Should Your 401(k) Vest Now or Later?
Stephanie M. Zaleski-Braatz

According to survey data from the Plan Sponsor Council of America (PSCA), roughly 40% of 401(k) plan sponsors provide immediate vesting on their matching contributions. In theory, employers that offer immediate vesting on matching 401(k) contributions might have a leg up on other companies when recruiting workers in a tight labor market. However, the jury is still out.

Forfeitures and vesting schedules

Many employers tend to use a vesting schedule so that when plan participants leave the company prior to vesting (or fully vesting), the net savings from the forfeited matching contributions can help subsidize plan costs. This benefits the remaining plan participants.

Some employers use vesting schedules hoping that forfeiting unvested matching contributions will discourage job-hopping. Still other employers find that younger employees tend to change jobs often and are not terribly focused on retirement savings, so they will not give much weight to a prospective employer’s 401(k) vesting schedule (or lack of one) when considering accepting a job offer.

What about employers with recruiting strategies involving workers of all age brackets? A significant proportion of targeted recruits may look favorably on immediate vesting. Seasoned labor force participants might be drawn to a company whose compensation philosophy prioritizes facilitating employee retirement savings.

A look at the stats

In January 2019, MetLife shifted from using a graded vesting schedule to immediate vesting. MetLife sees this move as an investment in its people. It believes immediate vesting will help lure employees who are not new to the workforce and perhaps have already become fully vested in the plans where they are presently employed.

Greenheck Fan Corporation made a similar move in hopes of giving itself a competitive advantage in recruiting production workers.
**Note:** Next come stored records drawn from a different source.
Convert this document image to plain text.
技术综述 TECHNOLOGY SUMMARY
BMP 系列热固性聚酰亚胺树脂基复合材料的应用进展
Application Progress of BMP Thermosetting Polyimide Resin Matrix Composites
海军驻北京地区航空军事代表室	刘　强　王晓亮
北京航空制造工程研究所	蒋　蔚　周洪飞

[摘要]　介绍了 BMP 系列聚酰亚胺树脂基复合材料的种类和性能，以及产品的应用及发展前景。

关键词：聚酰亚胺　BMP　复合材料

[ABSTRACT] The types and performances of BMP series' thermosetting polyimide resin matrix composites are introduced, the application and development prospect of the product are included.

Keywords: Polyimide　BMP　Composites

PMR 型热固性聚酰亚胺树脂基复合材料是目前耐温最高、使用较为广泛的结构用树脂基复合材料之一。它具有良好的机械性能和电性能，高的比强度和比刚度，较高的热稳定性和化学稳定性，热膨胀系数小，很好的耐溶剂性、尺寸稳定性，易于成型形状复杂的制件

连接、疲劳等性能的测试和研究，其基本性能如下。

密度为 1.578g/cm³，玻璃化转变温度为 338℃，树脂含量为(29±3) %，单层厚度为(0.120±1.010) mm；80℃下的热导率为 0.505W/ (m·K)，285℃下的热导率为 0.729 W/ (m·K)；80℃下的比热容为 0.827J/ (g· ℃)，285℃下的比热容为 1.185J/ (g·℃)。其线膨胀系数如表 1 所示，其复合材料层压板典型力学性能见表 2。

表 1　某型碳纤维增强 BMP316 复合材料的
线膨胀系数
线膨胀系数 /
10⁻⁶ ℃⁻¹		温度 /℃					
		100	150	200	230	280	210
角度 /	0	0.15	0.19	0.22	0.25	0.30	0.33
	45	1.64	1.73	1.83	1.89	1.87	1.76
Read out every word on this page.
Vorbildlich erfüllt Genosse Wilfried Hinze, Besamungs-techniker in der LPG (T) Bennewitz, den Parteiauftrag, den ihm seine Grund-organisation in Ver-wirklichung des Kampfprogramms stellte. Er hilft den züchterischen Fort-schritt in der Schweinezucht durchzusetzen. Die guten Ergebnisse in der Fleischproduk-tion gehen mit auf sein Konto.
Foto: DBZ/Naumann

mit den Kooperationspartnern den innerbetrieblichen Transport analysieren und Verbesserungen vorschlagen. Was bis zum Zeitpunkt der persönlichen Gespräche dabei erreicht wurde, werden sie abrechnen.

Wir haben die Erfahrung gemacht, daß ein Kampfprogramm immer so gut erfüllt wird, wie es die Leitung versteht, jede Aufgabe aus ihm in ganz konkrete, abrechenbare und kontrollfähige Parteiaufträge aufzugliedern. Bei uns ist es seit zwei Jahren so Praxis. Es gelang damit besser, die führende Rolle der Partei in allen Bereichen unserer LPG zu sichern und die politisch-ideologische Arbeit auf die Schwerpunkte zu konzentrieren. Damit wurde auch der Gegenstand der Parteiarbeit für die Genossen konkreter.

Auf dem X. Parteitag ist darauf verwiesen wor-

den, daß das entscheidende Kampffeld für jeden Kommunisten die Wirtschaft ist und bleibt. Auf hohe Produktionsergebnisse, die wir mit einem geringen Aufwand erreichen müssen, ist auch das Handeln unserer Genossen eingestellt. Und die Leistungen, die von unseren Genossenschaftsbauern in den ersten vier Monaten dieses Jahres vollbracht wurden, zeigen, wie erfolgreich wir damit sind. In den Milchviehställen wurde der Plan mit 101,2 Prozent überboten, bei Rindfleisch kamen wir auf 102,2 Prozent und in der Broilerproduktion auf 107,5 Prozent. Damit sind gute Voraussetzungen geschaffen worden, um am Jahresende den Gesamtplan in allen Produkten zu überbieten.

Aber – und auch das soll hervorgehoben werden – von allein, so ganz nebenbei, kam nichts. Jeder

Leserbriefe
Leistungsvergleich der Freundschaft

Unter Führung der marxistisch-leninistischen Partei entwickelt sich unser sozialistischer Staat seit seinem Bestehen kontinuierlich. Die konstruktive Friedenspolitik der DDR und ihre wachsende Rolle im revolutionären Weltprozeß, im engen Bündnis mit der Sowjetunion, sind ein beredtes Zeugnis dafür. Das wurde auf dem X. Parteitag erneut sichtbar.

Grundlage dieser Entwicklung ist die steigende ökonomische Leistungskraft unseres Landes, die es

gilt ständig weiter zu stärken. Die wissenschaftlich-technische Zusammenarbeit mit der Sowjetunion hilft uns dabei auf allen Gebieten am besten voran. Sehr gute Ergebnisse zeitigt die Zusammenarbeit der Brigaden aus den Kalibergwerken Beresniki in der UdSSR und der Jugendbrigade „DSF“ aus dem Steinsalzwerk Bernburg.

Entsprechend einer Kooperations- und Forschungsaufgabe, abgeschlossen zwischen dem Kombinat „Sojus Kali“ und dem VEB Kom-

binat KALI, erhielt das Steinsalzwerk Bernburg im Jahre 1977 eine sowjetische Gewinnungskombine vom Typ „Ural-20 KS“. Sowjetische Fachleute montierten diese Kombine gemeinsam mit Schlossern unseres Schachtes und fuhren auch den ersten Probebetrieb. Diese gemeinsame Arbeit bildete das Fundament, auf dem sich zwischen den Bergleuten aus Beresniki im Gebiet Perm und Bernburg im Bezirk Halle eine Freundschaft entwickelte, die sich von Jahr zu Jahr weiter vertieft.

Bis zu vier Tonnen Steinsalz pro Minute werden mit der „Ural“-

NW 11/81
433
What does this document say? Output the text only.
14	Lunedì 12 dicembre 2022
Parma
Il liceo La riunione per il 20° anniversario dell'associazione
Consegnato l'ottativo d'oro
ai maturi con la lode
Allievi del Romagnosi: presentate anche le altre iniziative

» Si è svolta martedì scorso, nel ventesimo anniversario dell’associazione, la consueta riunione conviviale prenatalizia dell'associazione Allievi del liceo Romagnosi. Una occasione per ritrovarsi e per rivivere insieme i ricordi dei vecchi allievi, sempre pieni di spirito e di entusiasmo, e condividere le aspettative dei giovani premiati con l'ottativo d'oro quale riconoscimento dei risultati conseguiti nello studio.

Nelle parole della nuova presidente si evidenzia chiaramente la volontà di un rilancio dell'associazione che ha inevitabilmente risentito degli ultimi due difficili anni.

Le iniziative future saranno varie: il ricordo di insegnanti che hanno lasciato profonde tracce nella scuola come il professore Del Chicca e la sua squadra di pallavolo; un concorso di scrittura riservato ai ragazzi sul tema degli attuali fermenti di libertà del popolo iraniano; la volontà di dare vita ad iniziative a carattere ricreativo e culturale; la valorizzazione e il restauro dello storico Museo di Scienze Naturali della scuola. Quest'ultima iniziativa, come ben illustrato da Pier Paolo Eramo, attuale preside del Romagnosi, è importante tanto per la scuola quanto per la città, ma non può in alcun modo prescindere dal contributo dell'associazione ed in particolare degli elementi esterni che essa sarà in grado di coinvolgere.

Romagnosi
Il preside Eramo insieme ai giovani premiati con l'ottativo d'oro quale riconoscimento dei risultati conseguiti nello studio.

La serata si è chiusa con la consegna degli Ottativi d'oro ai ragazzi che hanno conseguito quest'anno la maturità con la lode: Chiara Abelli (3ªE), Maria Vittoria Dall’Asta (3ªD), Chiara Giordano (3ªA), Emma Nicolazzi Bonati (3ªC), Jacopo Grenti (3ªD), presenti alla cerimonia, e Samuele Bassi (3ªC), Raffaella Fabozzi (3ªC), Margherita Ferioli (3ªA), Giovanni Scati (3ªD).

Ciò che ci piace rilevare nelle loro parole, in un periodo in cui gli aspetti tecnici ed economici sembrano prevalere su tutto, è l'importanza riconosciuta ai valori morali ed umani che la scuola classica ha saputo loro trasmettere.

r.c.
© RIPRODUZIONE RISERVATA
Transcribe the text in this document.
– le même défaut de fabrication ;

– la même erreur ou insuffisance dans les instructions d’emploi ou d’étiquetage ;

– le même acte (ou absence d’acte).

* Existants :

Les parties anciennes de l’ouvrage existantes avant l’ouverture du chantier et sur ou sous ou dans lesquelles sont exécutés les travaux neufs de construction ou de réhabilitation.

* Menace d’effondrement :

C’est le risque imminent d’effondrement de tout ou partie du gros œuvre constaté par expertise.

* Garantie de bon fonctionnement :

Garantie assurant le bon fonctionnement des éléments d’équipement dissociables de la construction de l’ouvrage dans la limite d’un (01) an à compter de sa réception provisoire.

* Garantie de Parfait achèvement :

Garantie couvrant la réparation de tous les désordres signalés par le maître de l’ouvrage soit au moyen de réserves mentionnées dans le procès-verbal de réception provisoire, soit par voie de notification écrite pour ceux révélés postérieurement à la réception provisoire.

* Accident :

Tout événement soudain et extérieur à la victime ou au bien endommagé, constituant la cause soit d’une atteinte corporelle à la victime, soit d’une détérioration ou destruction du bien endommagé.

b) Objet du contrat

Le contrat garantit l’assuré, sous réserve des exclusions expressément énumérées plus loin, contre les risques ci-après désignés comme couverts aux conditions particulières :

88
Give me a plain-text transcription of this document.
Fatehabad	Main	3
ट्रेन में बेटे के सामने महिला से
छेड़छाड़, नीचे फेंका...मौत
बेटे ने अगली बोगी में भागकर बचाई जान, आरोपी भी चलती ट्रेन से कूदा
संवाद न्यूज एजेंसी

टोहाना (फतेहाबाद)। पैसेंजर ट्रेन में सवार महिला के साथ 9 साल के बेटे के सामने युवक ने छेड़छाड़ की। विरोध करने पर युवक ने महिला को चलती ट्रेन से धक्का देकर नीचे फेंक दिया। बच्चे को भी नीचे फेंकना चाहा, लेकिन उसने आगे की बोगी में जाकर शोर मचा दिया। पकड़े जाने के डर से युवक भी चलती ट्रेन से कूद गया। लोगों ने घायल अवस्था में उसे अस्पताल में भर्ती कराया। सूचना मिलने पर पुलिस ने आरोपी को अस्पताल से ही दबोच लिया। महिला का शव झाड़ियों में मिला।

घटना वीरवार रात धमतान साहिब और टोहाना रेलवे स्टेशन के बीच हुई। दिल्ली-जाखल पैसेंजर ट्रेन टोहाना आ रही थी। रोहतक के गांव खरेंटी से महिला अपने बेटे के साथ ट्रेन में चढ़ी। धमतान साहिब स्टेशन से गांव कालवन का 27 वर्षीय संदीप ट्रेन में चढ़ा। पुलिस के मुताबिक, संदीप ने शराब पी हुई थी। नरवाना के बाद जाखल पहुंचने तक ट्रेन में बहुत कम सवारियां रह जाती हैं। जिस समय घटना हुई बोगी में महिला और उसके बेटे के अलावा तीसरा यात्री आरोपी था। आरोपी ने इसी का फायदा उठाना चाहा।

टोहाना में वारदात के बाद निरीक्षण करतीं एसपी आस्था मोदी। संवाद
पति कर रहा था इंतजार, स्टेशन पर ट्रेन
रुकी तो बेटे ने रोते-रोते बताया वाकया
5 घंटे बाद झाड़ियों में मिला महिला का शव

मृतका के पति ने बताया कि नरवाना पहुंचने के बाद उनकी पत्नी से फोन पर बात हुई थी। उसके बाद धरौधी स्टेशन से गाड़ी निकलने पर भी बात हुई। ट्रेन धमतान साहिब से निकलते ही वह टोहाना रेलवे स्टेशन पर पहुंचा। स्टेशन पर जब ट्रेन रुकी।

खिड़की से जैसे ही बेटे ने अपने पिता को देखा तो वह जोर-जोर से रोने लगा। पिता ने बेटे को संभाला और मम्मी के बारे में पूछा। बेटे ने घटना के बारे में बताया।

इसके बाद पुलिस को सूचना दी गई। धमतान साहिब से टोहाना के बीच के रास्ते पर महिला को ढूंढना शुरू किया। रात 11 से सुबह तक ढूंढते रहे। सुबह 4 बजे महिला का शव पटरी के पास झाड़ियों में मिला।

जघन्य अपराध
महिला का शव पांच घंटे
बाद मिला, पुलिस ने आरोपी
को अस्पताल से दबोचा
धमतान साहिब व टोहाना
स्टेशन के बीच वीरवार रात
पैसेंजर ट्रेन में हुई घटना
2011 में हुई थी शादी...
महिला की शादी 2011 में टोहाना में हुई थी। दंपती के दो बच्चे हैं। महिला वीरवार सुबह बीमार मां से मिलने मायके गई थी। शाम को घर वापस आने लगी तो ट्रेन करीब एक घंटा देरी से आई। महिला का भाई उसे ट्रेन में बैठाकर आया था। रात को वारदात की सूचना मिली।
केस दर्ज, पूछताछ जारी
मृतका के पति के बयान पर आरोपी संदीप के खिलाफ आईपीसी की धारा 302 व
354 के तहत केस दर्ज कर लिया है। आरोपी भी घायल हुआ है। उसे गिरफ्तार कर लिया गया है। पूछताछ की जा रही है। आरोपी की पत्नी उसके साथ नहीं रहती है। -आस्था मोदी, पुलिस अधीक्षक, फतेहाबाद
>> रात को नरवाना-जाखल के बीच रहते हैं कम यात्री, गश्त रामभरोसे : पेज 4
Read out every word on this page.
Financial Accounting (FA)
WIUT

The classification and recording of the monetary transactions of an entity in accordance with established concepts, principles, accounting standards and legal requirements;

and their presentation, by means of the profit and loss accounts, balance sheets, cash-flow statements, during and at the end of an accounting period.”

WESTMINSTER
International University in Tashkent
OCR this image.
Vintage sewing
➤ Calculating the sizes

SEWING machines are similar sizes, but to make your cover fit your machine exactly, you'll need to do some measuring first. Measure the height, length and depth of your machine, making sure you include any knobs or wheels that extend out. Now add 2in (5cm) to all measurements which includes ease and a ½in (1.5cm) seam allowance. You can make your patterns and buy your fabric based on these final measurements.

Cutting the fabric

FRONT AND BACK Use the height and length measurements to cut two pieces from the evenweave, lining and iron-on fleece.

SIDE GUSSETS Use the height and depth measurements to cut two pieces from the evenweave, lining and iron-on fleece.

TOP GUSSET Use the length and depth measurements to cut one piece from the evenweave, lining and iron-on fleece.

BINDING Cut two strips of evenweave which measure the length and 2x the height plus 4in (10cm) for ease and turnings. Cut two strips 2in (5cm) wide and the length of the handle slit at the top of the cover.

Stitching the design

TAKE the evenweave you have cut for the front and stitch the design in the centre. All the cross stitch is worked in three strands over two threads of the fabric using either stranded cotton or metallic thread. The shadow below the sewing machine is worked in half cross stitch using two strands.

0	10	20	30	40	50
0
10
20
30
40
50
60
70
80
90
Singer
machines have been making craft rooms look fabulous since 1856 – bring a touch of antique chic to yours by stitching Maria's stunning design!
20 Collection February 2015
The company’s 401(k) plan was ranked above paid time off as the “most popular benefit” in a payscale.com employee survey.

PSCA data indicates that the percentage of sponsors with immediate vesting of matching contributions has remained essentially level over the past ten years. Why? Possibly because the pros and cons of immediate vesting have not changed much over the years and how they are weighted depends on each employer’s compensation philosophy, profitability and competitive position in labor markets.

Time for a change?

Many plans have adopted safe harbor provisions which automatically result in immediate vesting. Candidates you are trying to recruit may have already experienced immediate vesting in their former employer’s safe harbor plan. The bottom line: Plan sponsors should weigh how requiring a vesting period for matching contributions (and what kind of vesting schedule) impacts their recruiting and retention strategies. Also remember that vesting schedules for matching contributions are strictly optional.